The duty guards of the marine garrison barely gave him a second glance as he went. Leading the most highly regarded team on the station had its advantages – pretty much everyone here knew his face. He didn't see any other operatives, though he knew plenty would be out on operations throughout the galaxy. Blink might have worked to an Earth-length day, but the rest of the galaxy didn't.

He started with a trip to the firing range. It was deserted at this time, but he checked out a training carbine from the duty master and trudged into the long, narrow chamber. A row of sectioned off cubicles ran down one long edge, facing out into the expanse where the virtual targets would appear. He selected one at random and stepped inside.

He keyed a custom programme into the system, one that would demand all of his considerable reactions and maybe help wrench his mind away from the phantoms they chased through the galaxy. Taking a deep breath, Darien raised the stock of the carbine to his shoulder and took aim. The training weapon didn't actually fire the superheated ceramic lances of the real thing, but instead was fitted with a low power burst laser. It would simulate the kickback and had a power pack instead of a bandoleer, but wouldn't waste ammunition. More importantly, it meant he couldn't damage the training centre with a wayward shot.

Not that Darien had many wayward shots.

A few seconds later a curtain in the form of a blue grid rose up in front of him, extending back to the far wall of the room. In a gentle motion he slid one foot back and bent his knees slightly. Then the targets started flashing.

A sphere of light shot across the target space, made up of coloured layers starting from yellow on the outside, to orange, to a central red core. Darien tracked it and fired in the blink of an eye. The burst laser lashed out and pierced the red centre; the target disintegrated into coloured pixels. Before the image had died another target was rushing across the space. He shot it too. The light kick of the training carbine dug into his shoulder but he barely noticed, aiming and firing a third time.

More targets whirled into existence far too fast for an average human to follow. Even the best colonial marines of the station's garrison wouldn't have been able to keep up with the deluge, but Darien's whole body was wired just a little bit differently. All Blink operatives displayed heightened reactions, and even by their standards he was quick. He twitched left, right, up and down, his full concentration centred on the targets.

After two minutes the programme ran its course and the blue targeting cube shimmered out of existence. Darien glanced at his score.

Ninety-seven percent centre hits.

Normally the number would have given him a little jolt of pride, but right now he just felt irritated.
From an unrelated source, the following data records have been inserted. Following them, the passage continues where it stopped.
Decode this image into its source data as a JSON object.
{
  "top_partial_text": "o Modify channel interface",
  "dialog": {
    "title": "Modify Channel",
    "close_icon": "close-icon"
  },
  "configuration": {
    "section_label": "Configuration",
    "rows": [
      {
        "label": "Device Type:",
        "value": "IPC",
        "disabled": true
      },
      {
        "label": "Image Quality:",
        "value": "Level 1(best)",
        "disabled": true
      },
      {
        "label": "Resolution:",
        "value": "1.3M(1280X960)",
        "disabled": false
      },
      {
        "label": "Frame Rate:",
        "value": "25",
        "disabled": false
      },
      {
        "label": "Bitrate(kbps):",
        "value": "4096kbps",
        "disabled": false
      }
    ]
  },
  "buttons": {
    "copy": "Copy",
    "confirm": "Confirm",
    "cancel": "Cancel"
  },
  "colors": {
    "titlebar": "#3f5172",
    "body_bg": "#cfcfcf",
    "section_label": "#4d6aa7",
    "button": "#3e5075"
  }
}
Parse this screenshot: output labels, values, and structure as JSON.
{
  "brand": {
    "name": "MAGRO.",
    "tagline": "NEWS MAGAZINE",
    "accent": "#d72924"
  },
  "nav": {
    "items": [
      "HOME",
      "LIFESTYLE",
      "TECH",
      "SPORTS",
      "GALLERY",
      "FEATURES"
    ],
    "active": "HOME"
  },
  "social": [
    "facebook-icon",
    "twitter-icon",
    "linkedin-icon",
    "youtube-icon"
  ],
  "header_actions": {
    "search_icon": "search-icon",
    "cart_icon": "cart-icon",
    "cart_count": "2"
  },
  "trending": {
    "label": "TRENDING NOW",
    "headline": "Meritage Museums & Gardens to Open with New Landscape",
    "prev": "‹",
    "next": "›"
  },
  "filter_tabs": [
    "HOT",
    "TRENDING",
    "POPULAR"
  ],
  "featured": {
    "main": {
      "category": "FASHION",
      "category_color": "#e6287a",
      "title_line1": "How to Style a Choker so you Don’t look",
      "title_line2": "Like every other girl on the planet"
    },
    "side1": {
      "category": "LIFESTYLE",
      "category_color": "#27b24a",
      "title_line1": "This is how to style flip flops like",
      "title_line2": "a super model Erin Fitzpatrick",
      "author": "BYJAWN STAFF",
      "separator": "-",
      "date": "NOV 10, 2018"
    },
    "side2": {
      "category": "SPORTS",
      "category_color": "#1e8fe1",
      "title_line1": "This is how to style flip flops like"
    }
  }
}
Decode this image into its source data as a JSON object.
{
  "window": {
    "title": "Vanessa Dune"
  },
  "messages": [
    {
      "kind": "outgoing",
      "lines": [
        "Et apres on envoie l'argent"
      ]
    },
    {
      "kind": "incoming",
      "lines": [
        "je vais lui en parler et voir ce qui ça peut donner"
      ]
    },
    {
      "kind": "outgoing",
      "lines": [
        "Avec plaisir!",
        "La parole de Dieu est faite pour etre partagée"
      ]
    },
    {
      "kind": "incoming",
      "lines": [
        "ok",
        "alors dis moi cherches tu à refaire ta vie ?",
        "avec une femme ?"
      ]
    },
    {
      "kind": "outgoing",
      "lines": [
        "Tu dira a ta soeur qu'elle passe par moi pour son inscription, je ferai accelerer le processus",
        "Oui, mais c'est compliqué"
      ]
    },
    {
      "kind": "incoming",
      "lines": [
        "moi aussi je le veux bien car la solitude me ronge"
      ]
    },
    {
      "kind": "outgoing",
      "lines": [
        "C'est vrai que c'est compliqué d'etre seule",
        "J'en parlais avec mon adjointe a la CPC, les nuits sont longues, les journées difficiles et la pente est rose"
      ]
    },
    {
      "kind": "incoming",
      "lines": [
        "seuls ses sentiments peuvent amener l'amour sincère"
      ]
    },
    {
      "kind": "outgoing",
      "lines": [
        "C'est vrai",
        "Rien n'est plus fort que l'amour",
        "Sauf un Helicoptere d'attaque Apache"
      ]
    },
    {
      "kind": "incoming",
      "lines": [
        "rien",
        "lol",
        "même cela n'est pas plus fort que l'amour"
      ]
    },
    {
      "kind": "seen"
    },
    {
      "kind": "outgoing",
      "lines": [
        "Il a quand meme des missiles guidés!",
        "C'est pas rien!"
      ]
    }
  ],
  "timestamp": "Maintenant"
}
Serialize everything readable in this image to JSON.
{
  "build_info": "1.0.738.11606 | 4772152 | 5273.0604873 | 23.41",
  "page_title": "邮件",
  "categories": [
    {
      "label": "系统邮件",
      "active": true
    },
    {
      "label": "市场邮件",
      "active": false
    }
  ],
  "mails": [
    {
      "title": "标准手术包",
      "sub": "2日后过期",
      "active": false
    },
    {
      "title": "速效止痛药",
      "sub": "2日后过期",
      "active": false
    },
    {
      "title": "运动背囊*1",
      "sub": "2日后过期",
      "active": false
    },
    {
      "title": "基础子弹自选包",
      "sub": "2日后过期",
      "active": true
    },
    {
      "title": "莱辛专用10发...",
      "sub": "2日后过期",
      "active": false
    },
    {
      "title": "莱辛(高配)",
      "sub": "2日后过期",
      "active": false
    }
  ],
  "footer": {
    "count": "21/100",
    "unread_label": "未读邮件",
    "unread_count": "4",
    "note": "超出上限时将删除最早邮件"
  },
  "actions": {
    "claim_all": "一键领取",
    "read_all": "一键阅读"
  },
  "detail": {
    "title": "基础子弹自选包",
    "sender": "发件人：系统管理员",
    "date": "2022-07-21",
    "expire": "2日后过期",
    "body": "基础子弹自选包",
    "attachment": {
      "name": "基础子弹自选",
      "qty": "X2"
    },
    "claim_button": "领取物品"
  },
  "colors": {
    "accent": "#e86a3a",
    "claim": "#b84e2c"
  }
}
Even that rigorous test of his marksmanship had barely taken the edge off his whirling mind. The face of the man on the recording still haunted him. He wanted to have the bastard in front of him; to dig out the information about who was responsible for snatching away lives all across colonial space.

He ran the programme three more times before his eyes started to hurt from tracking so many targets for such a long time. With a snort of annoyance he returned the training carbine to its cradle and stomped out of the firing range, his body still blazing with pent up energy. He knew he needed to sleep if he was to be at his best for the coming hunt.